Addressing journalists at the end of the two-day meeting of the monetary policy committee in Abuja, the CBN governor said the resolve to hold all rates at their current levels became necessary to consolidate the success so far achieved in attaining price and exchange rates stability; the potential headwinds in 2014; the ultimate goal of transiting to a truly low – inflation environment as well as the need to retain portfolio flows in view of the erosion of fiscal buffers.

He said the major risk on the fiscal side at present was not one of escalation of spending but loss of revenue from oil exports.

He said the bank had formally adopted an inflation target of six-nine per cent in 2014.

Sanusi, who read the committee’s communiqu, said it reiterated the need for fiscal authorities to rebuild buffers in the excess crude account by blocking fiscal leakages in the oil sector and increasing oil revenues.

He said the Excess Crude savings had fallen from about $11.5 billion as at December 2012 to less than $5 billion as at November 14.

He added the External Reserves had also remained in excess of only $45billion as a result of massive inflow in portfolio funds, with the attendant implication extremely fragile financial markets which could be susceptible to external shocks.

He said however, that “While federal government spending overall in 2013 has not been significantly higher than in 2012, oil revenues have continued to decline in spite of the relative stability in oil price and output when compared with preceding years.”

Sanusi said the committee also noted the decline in inflation and the benign outlook going into the first half of 2014.

He said: “It also noted that global monetary conditions were likely to remain loose going into Q1:2014 for a number of reasons. First, in the USA, it is clear that the incoming Federal Reserve Chairperson, Janet Yellen, does not see tapering as imminent given the on-going disputes around the budget and the weakness of economic recovery.

“In England, although recovery appears to be firmly on track, the BoE is clearly not going to consider raising rates until unemployment falls to seven per cent probably in late 2014. The BoJ is likely to continue with QE until inflation reaches its two per cent target which is a long way off, and the ECB has just lowered its benchmark rate to avert the risk of deflation. For these reasons, the committee does not anticipate any major internal or external shocks before its next meeting in January 2014.

According to him: “The MPC also noted that AMCON is expected to reduce its debt by N1 trillion in December 2013. The CBN has directed that AMCON redeem its Bonds for cancellation by exchanging them for Federal Government of Nigeria (FGN) Treasury Bills on its books.

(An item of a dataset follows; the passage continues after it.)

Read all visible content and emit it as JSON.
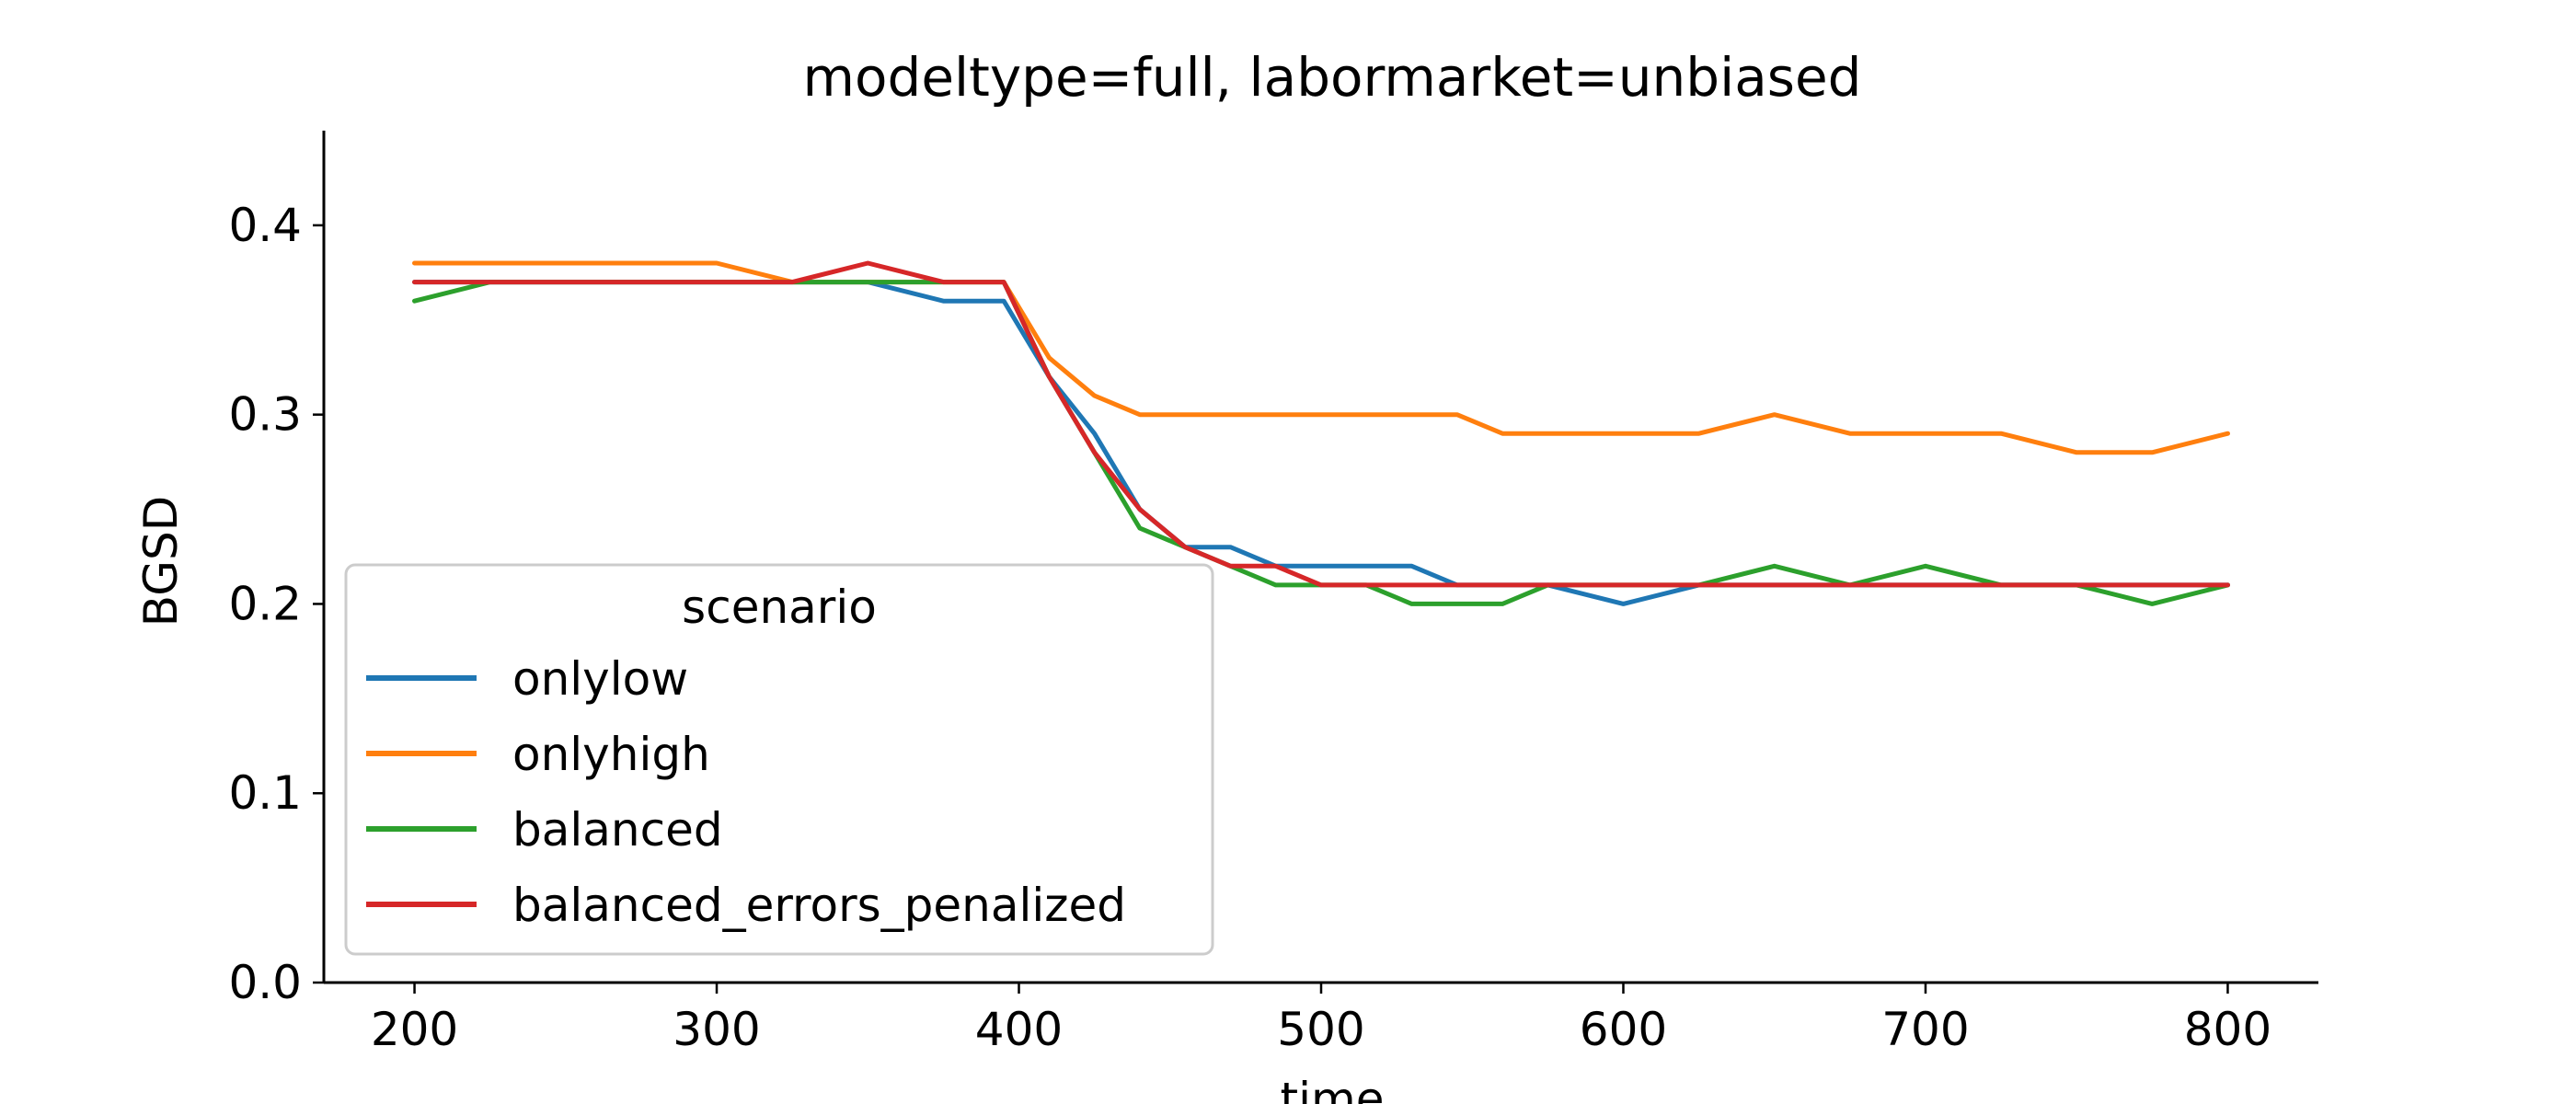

Consequently, the only impact of the
repayment is that the Balance Sheet of AMCON (and the contingent liability on the FGN from its guarantee of AMCON Bonds) will shrink by N1 trillion.”

He said: “This is positive for the economy and the credit rating of the FGNand the banking industry. Its impact on the markets will be minimal given that only AMCON’s Balance Sheet is affected significantly and AMCON is not a player in these markets.”